A Corte de Manuel I
«(…) Mas Gois e grande
número dos seus contemporâneos também viam nesses animais os mensageiros de um
outro continente; os elefantes inspiravam-lhes orgulho no poder do homem sobre
as forças selvagens da natureza. Assim como os astronautas da era espacial são
considerados heróis nacionais, também os aventureiros portugueses do além-mar que
tinham descoberto as terras donde vinham os maravilhosos elefantes devem ter
suscitado em Góis e nos seus
compatriotas uma grande impressão de orgulhos. Embora a Índia tivesse atraído
sobremaneira a atenção de Góis durante
muitos anos, outras civilizações estrangeiras tiveram para ele um significado
pessoal. Estava presente quando foram apresentados ao rei alguns Índios do
Brasil; Manuel I informou-se jovialmente do modo como viviam e desafiou-os a
demonstrarem a sua famosa destreza com o arco e a flecha. Foi este o primeiro
contacto de Góis com uma tribo
primitiva, e dá-nos um exemplo da atitude despida de preconceitos que ele tinha
para com a gente simples. Em vez de se sentir superior e condescendente, ou de
conceber uma ideia romântica dos Índios, Góis,
com curiosidade espontânea e calor humano, via-os tal como eles eram de facto. A
capacidade de Gois para se colocar
no lugar dos outros revelou-se particularmente no seu encontro com Mateus,
emissário do Negus da Etiópia a Manuel I em 1514 / 1515. Gois tinha apenas treze anos de idade
quando Mateus chegou a Lisboa com o oferecimento de uma aliança militar da
parte do Negus e com o pedido de que a Igreja etíope fosse admitida como
membro da comunidade cristã do Ocidente, esperança essa que viria,
infelizmente, a ruir.
Desde os tempos da Alta Idade Média que circulavam na Europa histórias
descrevendo a riqueza e o poder dum soberano cristão no coração da África ou da
Ásia. O Infante Henrique tinha mandado os seus marinheiros para o alto mar na
esperança de o descobrir e de fazer dele um aliado contra os mouros. Agora
tinha-se finalmente encontrado o fabuloso Negus mas as aspirações
religiosas dos seus súbditos haviam de ficar frustradas. O monarca Manuel I
considerava a Etiópia um aliado militar desejável, potencialmente útil contra
as arremetidas dos turcos em direcção ao Mar Vermelho, e recebeu Mateus com
todas as honras devidas ao representante duma grande potência. Apesar disso, a
resposta que deu ao pedido que o Negus fazia em matéria de religião foi
francamente negativa. Reprovando os ensinamentos e as práticas religiosas dos
Africanos por pouco ortodoxas, o rei não tinha a menor intenção de
considerar a Igreja Etíope como parte do Catolicismo Romano.

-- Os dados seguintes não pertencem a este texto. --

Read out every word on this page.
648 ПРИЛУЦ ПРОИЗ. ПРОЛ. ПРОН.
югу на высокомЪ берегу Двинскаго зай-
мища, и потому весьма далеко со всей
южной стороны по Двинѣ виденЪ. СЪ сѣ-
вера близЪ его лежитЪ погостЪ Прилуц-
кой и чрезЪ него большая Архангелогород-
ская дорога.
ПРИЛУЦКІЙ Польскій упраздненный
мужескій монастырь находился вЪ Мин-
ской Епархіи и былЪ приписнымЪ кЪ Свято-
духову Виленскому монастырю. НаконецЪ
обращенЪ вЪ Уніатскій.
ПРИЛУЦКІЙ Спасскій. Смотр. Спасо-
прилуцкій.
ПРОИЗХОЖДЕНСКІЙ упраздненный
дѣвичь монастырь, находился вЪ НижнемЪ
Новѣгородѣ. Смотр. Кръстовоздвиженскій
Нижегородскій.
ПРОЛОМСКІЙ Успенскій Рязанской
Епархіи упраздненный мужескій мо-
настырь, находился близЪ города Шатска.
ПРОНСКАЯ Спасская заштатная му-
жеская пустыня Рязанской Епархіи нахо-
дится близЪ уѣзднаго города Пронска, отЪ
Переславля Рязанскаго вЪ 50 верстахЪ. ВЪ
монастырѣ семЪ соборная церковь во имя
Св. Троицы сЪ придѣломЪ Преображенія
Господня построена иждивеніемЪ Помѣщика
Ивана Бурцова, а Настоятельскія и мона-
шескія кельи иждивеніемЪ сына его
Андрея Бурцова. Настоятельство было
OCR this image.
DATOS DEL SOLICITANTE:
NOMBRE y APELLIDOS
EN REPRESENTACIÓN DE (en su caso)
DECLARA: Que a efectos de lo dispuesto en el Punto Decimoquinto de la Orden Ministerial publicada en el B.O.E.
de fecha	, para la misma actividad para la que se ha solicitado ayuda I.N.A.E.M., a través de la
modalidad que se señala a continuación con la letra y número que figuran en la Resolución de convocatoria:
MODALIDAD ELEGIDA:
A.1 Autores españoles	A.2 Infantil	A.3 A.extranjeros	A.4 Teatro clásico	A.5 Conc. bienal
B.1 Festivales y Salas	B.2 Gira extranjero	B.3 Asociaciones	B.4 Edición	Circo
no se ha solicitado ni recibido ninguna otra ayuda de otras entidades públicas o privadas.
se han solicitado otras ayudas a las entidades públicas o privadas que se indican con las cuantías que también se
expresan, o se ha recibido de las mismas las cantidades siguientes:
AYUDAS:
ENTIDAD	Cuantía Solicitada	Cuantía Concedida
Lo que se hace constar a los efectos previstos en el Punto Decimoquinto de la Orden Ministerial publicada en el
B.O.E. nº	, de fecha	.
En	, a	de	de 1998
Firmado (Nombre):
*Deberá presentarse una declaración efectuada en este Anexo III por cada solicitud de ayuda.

Ao invés do rei, o jovem Góis
estava mais interessado na questão religiosa do que nos aspectos políticos da
mensagem de Mateus. Chega até nós, nas palavras do próprio Góis, o relato da longa conversa que teve com o emissário, o qual,
muito provavelmente, lhe explicou os pontos principais da religião etíope.
Embora se lhe tivessem apagado da memória os pormenores deste acontecimento, Gois estava bem lembrado do teor geral
do diálogo travado com Mateus. Nas viagens posteriores que fez ao serviço do
rei português Góis transmitiu a
pessoas conhecidas informações sobre a Igreja da Etiópia e manifestou o seu espanto
ante a expansão do Cristianismo até um posto tão remoto, pouco lhe interessando
as diferenças de dogma entre a Igreja africana e a católica. Pela vida fora
manteve-se favorável à religião etíope, defendendo-a vigorosamente quando já
amadurecido, apesar dos perigos que daí adviriam à sua reputação religiosa. Esses
contactos com outros países, resultantes das expedições além-mar dos
portugueses, influenciaram grandemente o espírito de Góis no sentido duma visão larga do mundo. Também ajudaram a criar
nele uma salutar consciência nacional e uma disponibilidade para aceitar ideias
novas em diversos campos do empreendimento humano. Excepto no desenvolvimento
do patriotismo, essas qualidades representam tendências do seu pensamento que em
muito se assemelhavam ao humanismo erasmista». In Elisabeth Feist Hirsch, The Life and Thought
of a Portuguese Humanist, The Hague Netherlands, 1967, Damião de Góis, Fundação
Calouste Gulbenkian, Lisboa, 2002, ISBN 972-31-0677-9.